Working with the sponsor’s broker

Generally, if you approach a sponsor directly, they will refer you to the brokerage associated with the development. You can inquire what a buyer’s broker commission is — and herein begin your negotiation. Additionally, agents who bring buyers to new developments during the construction or early days may get special incentives that can also be passed on to the buyer.

Remember, though, that a sponsor’s broker and agent represent the sponsor only and negotiations will be skewed in favor of the sponsor.

How an agent can help

Once you have identified a property you wish to buy, a buyer’s agent can help in many ways:

1) They can assist in negotiating a price or but extras such as upgraded finishings, storage space, parking space and even a premium position in the building with great views.

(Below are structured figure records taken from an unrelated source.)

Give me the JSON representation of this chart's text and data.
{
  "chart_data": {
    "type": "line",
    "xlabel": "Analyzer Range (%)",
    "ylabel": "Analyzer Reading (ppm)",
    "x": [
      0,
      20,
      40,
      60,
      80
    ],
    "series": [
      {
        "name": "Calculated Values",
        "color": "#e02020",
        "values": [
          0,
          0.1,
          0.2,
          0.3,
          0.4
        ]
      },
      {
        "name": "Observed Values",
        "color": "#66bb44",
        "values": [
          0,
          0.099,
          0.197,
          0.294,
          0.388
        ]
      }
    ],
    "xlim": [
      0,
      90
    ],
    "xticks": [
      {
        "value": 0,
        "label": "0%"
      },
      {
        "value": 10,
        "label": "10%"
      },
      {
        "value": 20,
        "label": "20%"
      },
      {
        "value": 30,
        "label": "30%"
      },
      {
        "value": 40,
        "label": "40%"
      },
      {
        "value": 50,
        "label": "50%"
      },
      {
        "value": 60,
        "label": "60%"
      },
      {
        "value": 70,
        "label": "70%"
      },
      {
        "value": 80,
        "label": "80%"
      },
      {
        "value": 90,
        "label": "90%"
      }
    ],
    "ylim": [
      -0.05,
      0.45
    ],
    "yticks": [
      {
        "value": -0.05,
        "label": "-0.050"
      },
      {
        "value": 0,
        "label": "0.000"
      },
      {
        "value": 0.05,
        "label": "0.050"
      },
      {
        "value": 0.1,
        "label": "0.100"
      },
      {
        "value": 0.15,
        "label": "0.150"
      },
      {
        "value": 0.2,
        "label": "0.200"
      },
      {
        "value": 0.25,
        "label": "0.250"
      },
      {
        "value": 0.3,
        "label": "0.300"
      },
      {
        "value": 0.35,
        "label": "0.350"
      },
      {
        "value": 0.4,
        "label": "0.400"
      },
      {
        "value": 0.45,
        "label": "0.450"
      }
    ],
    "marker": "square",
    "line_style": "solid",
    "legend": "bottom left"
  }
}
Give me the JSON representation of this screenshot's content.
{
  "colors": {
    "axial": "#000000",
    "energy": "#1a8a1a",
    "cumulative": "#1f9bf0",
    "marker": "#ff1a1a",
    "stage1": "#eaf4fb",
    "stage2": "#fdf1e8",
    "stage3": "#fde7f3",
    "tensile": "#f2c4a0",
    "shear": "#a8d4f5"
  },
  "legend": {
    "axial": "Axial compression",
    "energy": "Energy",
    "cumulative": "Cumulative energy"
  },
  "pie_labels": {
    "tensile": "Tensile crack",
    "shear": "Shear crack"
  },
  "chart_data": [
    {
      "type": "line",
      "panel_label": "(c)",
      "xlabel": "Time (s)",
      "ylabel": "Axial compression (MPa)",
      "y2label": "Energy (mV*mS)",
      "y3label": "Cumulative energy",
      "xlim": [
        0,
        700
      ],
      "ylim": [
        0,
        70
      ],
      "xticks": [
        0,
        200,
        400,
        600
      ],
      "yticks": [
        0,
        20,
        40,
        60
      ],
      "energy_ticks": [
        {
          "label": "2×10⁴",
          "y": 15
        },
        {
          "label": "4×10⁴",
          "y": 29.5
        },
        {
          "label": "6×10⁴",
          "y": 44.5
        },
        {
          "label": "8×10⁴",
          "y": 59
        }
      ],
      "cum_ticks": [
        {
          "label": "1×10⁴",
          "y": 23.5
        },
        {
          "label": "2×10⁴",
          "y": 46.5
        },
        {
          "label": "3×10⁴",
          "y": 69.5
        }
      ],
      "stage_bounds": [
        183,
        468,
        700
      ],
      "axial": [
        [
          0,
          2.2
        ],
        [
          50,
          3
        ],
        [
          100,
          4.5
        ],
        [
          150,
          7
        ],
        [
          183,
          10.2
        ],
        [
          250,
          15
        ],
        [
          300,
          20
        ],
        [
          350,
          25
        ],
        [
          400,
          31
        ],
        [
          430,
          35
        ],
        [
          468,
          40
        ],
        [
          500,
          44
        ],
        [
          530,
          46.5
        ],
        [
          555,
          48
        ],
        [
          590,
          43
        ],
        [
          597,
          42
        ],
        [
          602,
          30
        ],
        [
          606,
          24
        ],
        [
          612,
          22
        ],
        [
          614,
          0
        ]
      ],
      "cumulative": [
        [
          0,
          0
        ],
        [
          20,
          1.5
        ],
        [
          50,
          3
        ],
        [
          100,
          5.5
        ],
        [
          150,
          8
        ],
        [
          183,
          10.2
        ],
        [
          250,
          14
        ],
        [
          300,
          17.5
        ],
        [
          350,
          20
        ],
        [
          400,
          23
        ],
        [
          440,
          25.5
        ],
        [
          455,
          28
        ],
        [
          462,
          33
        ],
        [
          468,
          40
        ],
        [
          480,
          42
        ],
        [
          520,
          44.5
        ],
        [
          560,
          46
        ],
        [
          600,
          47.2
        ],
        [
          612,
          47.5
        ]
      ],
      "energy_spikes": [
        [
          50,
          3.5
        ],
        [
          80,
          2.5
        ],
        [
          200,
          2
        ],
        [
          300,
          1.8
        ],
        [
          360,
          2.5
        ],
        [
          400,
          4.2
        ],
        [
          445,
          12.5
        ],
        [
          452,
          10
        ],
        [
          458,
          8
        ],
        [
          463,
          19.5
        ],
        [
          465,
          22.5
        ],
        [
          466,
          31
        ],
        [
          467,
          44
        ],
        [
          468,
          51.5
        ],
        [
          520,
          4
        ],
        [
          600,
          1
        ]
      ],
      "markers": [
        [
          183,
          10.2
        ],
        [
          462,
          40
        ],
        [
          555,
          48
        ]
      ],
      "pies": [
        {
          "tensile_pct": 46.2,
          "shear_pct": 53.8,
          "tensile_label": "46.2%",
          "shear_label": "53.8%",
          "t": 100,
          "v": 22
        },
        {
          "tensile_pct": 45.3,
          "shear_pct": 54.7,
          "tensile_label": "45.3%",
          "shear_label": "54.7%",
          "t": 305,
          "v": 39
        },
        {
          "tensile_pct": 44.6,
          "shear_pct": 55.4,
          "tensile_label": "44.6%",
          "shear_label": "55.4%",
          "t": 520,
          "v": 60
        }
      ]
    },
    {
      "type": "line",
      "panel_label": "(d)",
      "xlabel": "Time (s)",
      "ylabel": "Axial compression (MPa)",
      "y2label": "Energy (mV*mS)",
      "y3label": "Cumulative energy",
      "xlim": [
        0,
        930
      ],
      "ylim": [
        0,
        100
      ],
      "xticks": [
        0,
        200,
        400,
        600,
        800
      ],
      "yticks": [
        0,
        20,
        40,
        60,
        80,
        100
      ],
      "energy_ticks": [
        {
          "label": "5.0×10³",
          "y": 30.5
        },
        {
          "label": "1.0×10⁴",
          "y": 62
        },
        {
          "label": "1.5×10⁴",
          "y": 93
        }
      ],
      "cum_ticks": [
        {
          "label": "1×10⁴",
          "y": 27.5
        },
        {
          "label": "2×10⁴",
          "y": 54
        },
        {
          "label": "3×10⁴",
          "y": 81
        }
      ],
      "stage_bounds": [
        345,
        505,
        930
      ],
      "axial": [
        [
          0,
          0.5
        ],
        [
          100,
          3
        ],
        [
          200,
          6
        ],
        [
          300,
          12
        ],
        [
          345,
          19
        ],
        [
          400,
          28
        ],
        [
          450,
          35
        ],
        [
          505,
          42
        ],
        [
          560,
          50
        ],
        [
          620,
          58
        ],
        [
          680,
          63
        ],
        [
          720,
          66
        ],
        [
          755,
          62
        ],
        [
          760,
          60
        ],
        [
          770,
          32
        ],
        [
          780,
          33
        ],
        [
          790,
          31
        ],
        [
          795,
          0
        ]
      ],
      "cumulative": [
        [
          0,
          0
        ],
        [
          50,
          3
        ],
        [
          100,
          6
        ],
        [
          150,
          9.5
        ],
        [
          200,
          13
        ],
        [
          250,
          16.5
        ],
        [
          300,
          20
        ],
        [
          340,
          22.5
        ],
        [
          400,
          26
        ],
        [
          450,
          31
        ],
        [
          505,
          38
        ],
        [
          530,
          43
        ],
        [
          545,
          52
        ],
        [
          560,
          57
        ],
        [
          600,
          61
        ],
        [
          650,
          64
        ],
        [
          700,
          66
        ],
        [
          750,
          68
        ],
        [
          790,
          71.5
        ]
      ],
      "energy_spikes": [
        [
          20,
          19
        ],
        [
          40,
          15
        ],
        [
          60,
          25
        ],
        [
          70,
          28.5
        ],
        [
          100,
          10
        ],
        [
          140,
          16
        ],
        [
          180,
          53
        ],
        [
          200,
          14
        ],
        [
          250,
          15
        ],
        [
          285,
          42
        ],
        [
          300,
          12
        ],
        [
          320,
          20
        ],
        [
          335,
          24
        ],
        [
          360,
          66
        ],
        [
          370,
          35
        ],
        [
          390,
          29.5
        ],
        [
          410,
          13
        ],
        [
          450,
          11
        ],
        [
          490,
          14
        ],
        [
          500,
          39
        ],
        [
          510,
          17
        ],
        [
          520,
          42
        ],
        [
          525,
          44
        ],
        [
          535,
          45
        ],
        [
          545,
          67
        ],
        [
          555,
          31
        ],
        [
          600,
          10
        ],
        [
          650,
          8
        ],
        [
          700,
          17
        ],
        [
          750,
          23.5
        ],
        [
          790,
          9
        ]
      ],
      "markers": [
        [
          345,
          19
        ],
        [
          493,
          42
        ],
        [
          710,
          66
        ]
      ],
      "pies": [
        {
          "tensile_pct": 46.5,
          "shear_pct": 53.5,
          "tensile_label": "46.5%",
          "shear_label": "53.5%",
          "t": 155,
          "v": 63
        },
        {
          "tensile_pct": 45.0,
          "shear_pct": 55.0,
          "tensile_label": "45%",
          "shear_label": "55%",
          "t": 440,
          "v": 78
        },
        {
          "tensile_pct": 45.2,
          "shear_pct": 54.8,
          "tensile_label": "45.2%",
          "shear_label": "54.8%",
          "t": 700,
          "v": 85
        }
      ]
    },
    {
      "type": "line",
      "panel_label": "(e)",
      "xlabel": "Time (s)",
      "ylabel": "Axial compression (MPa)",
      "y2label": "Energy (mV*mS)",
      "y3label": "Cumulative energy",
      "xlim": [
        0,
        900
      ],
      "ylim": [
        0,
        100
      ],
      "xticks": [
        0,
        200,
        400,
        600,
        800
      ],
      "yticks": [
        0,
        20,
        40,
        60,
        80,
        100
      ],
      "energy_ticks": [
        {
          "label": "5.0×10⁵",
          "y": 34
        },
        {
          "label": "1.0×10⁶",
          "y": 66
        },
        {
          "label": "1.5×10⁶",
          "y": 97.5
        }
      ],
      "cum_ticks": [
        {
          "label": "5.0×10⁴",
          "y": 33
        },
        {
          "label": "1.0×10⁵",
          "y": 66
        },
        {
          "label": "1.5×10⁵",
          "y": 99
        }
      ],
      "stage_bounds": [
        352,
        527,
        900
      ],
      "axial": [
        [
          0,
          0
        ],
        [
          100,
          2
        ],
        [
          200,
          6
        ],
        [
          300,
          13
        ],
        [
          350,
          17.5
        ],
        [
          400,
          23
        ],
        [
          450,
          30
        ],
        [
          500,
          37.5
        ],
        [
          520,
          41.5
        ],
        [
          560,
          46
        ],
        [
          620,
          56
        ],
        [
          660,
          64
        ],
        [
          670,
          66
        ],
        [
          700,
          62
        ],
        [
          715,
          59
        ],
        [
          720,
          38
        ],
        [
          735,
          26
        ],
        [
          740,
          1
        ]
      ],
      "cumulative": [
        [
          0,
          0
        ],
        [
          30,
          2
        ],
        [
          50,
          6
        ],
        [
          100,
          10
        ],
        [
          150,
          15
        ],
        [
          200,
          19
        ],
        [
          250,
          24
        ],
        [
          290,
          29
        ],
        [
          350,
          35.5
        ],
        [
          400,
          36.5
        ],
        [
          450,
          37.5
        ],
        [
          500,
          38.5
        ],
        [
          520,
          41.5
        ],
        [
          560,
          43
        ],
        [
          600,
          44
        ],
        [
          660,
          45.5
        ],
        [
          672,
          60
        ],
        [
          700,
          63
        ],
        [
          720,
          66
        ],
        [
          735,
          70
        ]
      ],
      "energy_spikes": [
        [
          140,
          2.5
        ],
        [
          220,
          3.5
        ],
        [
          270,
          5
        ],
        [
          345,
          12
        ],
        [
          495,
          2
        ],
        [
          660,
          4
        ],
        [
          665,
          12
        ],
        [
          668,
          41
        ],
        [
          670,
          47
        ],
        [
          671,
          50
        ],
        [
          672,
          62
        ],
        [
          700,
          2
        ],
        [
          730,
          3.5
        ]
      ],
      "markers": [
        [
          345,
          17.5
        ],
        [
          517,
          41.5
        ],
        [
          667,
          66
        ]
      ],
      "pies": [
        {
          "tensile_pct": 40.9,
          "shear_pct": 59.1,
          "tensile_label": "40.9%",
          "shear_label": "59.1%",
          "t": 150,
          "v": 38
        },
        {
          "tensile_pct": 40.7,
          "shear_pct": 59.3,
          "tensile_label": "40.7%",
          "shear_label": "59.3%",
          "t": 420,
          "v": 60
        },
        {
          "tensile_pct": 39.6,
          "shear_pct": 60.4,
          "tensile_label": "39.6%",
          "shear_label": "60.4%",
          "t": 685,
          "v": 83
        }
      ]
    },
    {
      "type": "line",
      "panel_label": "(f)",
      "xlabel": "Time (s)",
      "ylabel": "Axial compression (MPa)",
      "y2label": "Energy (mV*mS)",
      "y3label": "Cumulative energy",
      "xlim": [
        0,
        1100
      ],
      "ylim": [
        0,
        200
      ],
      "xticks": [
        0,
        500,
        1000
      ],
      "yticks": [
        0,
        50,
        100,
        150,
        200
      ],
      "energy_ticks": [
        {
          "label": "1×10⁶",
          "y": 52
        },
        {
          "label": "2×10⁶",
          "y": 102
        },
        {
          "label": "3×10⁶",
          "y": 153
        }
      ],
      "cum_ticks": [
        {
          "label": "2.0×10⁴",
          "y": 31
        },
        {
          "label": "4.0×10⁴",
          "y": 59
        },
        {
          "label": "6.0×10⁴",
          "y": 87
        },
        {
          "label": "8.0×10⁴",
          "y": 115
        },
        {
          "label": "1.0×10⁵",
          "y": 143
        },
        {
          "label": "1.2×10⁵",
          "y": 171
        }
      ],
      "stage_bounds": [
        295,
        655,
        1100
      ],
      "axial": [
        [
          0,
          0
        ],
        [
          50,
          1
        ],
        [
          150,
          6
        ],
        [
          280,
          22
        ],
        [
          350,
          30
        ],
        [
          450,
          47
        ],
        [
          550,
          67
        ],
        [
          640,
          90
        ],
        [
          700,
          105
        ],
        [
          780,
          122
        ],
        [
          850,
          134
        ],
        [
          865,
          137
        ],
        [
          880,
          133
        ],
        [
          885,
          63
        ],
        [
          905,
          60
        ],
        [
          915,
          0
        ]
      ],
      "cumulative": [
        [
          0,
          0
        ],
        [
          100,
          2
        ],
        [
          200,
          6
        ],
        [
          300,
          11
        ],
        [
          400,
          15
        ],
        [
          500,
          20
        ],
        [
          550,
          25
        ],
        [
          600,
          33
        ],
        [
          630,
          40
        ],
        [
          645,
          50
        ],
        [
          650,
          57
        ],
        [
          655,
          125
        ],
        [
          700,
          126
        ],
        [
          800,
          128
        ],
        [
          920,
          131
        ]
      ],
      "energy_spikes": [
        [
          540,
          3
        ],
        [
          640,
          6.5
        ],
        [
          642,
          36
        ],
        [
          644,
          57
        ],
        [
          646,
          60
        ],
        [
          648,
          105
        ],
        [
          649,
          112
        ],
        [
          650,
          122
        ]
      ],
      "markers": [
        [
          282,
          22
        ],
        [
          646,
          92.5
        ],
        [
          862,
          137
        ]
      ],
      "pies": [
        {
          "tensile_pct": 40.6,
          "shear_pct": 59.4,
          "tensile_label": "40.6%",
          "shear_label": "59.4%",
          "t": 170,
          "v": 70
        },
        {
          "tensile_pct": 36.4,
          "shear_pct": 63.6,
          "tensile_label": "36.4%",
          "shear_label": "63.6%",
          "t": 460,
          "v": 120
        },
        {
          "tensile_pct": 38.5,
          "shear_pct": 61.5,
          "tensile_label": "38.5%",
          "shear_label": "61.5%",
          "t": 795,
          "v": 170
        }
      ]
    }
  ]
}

2) If you are buying a condo or co-op they should be experienced in analyzing the pros and cons of the offering plan and steering you in the right direction in conjunction with a good attorney.

Why buy directly from the sponsor

In a buyer’s market, developers are more willing to do deals to move their inventory. By eliminating a sales agent’s commission from the equation (on a million-dollar condo, a 3% commission is $30K) a sponsor may be able to pass on the savings to the buyer through sales price, closing costs (transfer taxes, attorney’s fee etc), upgraded finishes, prime location, square footage.

If you are not using an agent you’ll need a great attorney

It’s vitally important to have a good attorney representing you, especially if you are not using an agent. You’ll need someone who is experienced in closing on condos, understands the loopholes of a condo offering plan and is a savvy negotiator.

Some attorneys may only want to handle the paperwork and not get involved in negotiating the deal. If you’re not using an agent, you’ll want an attorney who is prepared to roll up their sleeves and go to battle for you in all areas of the transaction.